While the federal government carried out new policies and machinations to control the political issues, one man and one work of literature revolutionized the USA’s Eurocentric cultural focus: Gregory Rabassa’s 1970 English translation of 1982 Nobel Prize winner Gabriel García Márquez’s Cien Años de Soledad (1967) as One Hundred Years of Solitude. A testament to the persistent and significant impact of this translation is confirmed by the fact that it has never been out of print and remains probably the first introduction to Latin American literature for most Americans.
Through the 1980s, 1990s and 2000s, Greg — who was my professor at City University of New York (CUNY) — translated into English the most distinguished figures of Latin American literature, including Nobel Prize winners, the Guatemalan Miguel Ángel Asturias, the Mexican Octavio Paz and Peru’s Vargas Llosa, as well as a long list of other “Boom” writers. Even today, my most vivid memory of being in Greg’s graduate seminars on Latin American literature during the very early 1970s is the day that Vargas Llosa attended. I was literally shaking all over while shaking his hand. Greg’s translations also introduced major names of Brazilian literature to US audiences, including Machado de Assis, Jorge Amado, Osman Lins, as well as the premier woman writer of Latin America’s twentieth century, Clarice Lispector.
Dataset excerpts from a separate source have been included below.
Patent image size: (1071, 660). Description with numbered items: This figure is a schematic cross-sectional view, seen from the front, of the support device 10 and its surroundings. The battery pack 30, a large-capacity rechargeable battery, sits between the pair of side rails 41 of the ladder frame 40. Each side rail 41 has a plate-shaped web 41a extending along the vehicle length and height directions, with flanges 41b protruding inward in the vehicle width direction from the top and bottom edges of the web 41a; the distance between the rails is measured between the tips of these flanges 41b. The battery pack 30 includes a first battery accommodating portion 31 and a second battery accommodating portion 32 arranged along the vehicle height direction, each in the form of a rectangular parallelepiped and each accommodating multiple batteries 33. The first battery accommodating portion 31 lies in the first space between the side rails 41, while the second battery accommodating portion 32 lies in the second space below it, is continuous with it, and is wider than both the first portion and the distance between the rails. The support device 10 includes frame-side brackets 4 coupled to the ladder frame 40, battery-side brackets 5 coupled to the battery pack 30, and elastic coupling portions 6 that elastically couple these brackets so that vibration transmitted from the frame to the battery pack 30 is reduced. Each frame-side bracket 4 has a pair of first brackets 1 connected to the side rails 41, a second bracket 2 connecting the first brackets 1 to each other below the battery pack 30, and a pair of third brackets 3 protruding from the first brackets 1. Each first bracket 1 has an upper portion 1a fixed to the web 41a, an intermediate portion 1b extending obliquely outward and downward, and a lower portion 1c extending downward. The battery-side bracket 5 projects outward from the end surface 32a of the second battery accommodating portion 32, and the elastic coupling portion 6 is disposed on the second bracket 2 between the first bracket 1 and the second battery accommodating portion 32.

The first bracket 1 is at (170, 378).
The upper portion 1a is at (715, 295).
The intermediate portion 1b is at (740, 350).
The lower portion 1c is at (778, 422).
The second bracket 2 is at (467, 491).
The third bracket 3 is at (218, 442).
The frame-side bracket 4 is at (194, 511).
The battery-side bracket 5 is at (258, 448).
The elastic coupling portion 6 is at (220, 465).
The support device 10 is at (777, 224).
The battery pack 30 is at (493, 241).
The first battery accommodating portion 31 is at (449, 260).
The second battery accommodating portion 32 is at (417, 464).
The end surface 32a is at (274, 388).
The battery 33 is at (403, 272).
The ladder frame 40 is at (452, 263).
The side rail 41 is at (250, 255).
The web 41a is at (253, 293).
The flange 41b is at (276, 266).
One critic wrote, “On the basis of One Hundred Years of Solitude alone, Gregory Rabassa stands as one of the best translators who ever drew breath.” Always humble about his success and the prizes he received for his translations, Greg was also a founder of the PEN America Translation Committee which recently held a tribute to him where many of his authors, fellow translators and editors expressed true admiration for the man and the artist.
Saravá, Greg!
Irwin Stern
Dr. Stern is Teaching Associate Professor of Portuguese and Spanish and Section Coordinator of the Portuguese program at the Department of Foreign Languages and Literatures.